We walked out to the parking lot, the west parking lot. The empty lot that offered an unobstructed view of snow-covered peaks in the Rocky Mountain range. There they were, mountain peaks kissed by clouds and blanketed in snow. It was glorious, just like I thought it should be. Bo clapped his hand on my shoulder as he turned to head back in to finish his breakfast. “You just have to know where to look,” is all he said.

“You just have to know where to look.” Many of you are disappointed these days. You are looking for a God Who is wise, Who keeps His promises, Who lives up to His reputation, Who fulfills His own self-revelation, Who loves gladly, and helps kindly, and does justly. You have heard of Him but you see the world around you getting worse, the people who claim to know Him looking and acting more like the world around you than the world you’ve heard of, and you’re tempted to conclude with resignation, “Somebody lied.”

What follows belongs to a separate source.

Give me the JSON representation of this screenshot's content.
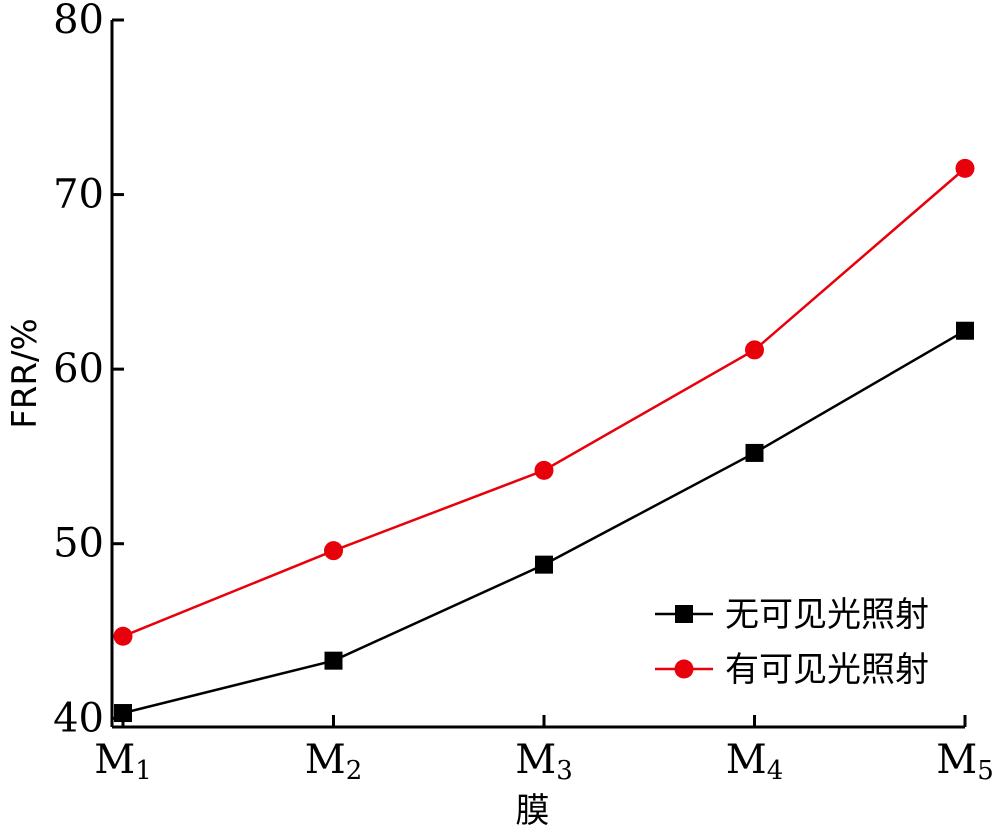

Allow me to do for you what Bo did for me. Let me show you where to look. If you want to know the God Who made you, Who has a plan for your joy and hope, then look at Jesus Christ, the Son of God. Jesus said, “I and the Father are one.” He affirmed that He said and did exactly as God the Father says and does. He is God in flesh. Turn to the Bible, find Jesus and you will find the God you’ve heard of, the God you are looking for. You may or may not find the one true God in the world, or, sadly, even in the church these days, but if you really want to find Him, then you will find Him in Jesus Christ, whom you can find in the Bible.

It’s not that God isn’t present or doesn’t exist. You just have to know where to look.

Each month a member of the Cook County Ministerium will offer Spiritual Reflections. Pastor Dale McIntire has served as pastor of the Cornerstone Community Church in Grand Marais since April of 1995.